Close to a “tipping point” in knee arthroscopy

Osteoarthritis

By Nicola Garrett

17 Jun 2015

We may be close to a “tipping point” where the weight of evidence against arthroscopic knee surgery for pain is enough to overcome concerns about the quality of studies, bias and vested interests, an expert says.

Writing in an editorial in the BMJ Professor Andy Carr from Oxford University said it was difficult to support or justify a procedure with the potential for serious harm, even if it is rare, when that procedure offers patients no more benefit than placebo.

He was commenting on the results of a meta-analysis of 18 studies on the benefits and harms of arthroscopic surgery compared with a variety of treatments for middle aged and older people with persistent knee pain.

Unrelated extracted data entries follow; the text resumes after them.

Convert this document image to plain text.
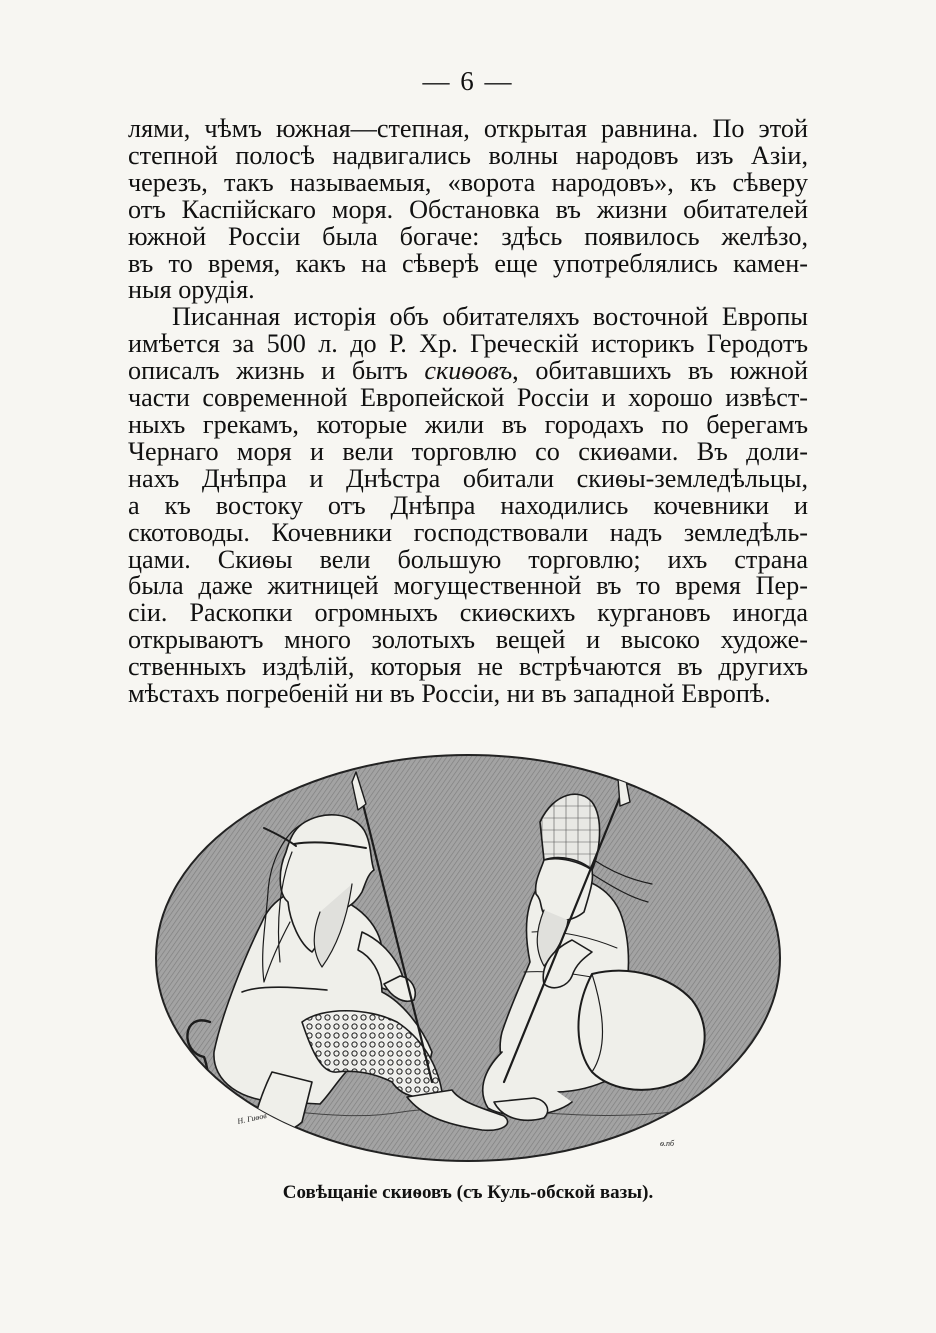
— 6 —
лями, чѣмъ южная—степная, открытая равнина. По этой
степной полосѣ надвигались волны народовъ изъ Азіи,
черезъ, такъ называемыя, «ворота народовъ», къ сѣверу
отъ Каспійскаго моря. Обстановка въ жизни обитателей
южной Россіи была богаче: здѣсь появилось желѣзо,
въ то время, какъ на сѣверѣ еще употреблялись камен-
ныя орудія.
Писанная исторія объ обитателяхъ восточной Европы
имѣется за 500 л. до Р. Хр. Греческій историкъ Геродотъ
описалъ жизнь и бытъ скиѳовъ, обитавшихъ въ южной
части современной Европейской Россіи и хорошо извѣст-
ныхъ грекамъ, которые жили въ городахъ по берегамъ
Чернаго моря и вели торговлю со скиѳами. Въ доли-
нахъ Днѣпра и Днѣстра обитали скиѳы-земледѣльцы,
а къ востоку отъ Днѣпра находились кочевники и
скотоводы. Кочевники господствовали надъ земледѣль-
цами. Скиѳы вели большую торговлю; ихъ страна
была даже житницей могущественной въ то время Пер-
сіи. Раскопки огромныхъ скиѳскихъ кургановъ иногда
открываютъ много золотыхъ вещей и высоко художе-
ственныхъ издѣлій, которыя не встрѣчаются въ другихъ
мѣстахъ погребеній ни въ Россіи, ни въ западной Европѣ.
Н. Гиѳов
ѳ.пб
Совѣщаніе скиѳовъ (съ Куль-обской вазы).
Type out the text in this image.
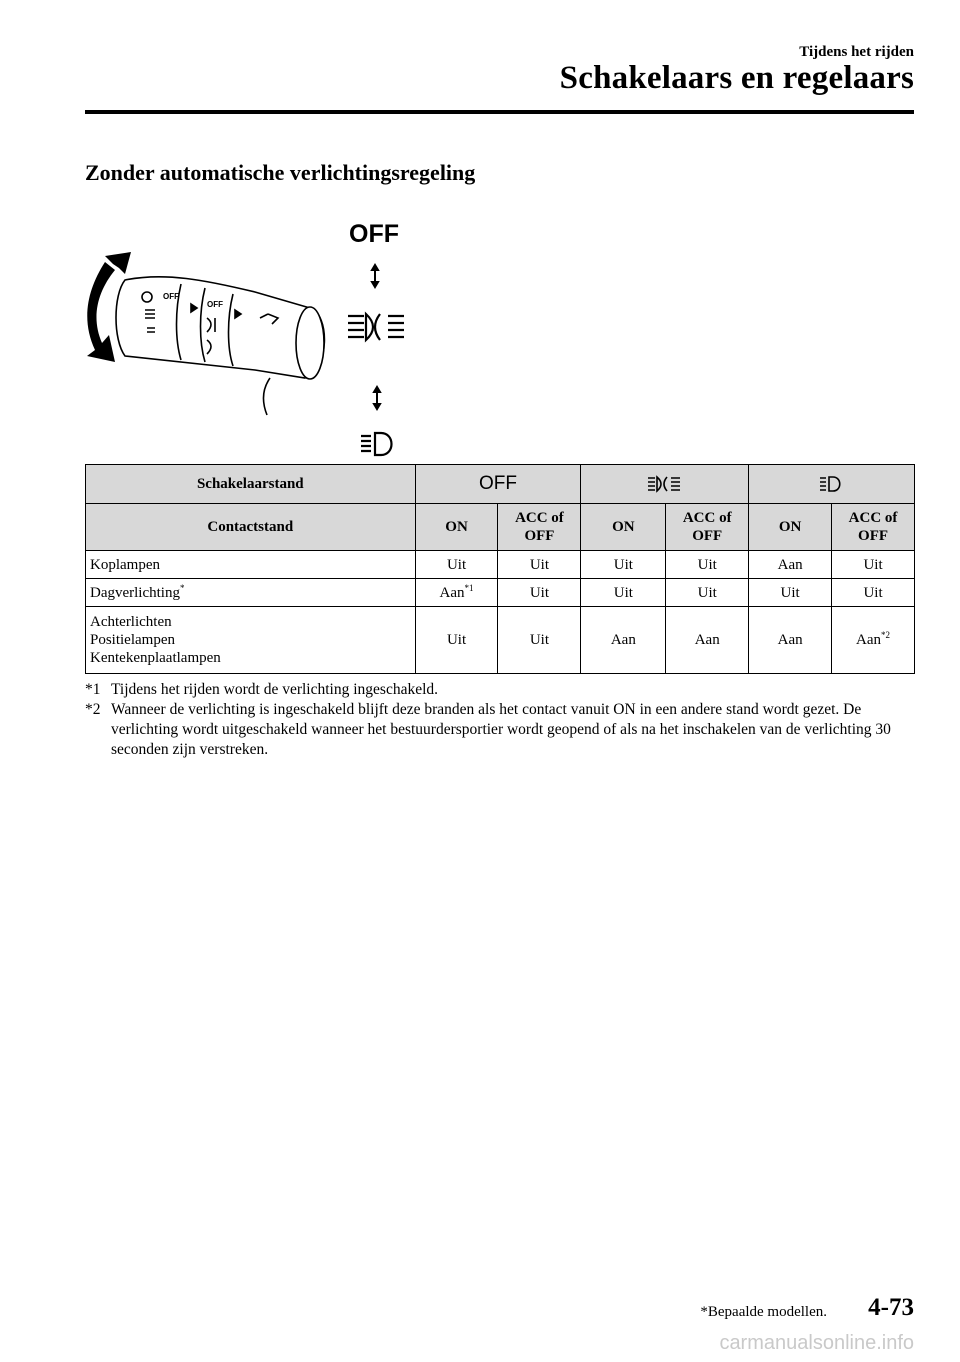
Tijdens het rijden
Schakelaars en regelaars
Zonder automatische verlichtingsregeling
OFF
OFF
OFF
Schakelaarstand	OFF		
Contactstand	ON	ACC of OFF	ON	ACC of OFF	ON	ACC of OFF
Koplampen	Uit	Uit	Uit	Uit	Aan	Uit
Dagverlichting*	Aan$^{*1}$	Uit	Uit	Uit	Uit	Uit

Achterlichten
Positielampen
Kentekenplaatlampen	Uit	Uit	Aan	Aan	Aan	Aan$^{*2}$
*1 Tijdens het rijden wordt de verlichting ingeschakeld.
*2 Wanneer de verlichting is ingeschakeld blijft deze branden als het contact vanuit ON in een andere stand wordt gezet. De verlichting wordt uitgeschakeld wanneer het bestuurdersportier wordt geopend of als na het inschakelen van de verlichting 30 seconden zijn verstreken.
*Bepaalde modellen. 4-73
carmanualsonline.info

Overall, surgery was associated with a small but significant effect on pain at three and six months (but did not continue) compared with control treatments. No significant benefit on physical function was found, the study published in the same edition of the BMJ found.

A further nine studies reporting on harms found that, although rare, deep vein thrombosis (DVT) was the most frequently reported adverse event, followed by infection, pulmonary embolism and death.

“Interventions that include arthroscopy are associated with a small benefit and with harms,” say the authors, and the benefit is “markedly smaller than that seen from exercise therapy,” wrote the authors from the University of Southern Denmark.

These findings “do not support the practice of arthroscopic surgery as treatment for middle aged or older patients with knee pain with or without signs of osteoarthritis,” they concluded.

When that tipping point is reached “we should expect a swift reversal of established practice,” concluded Professor Carr.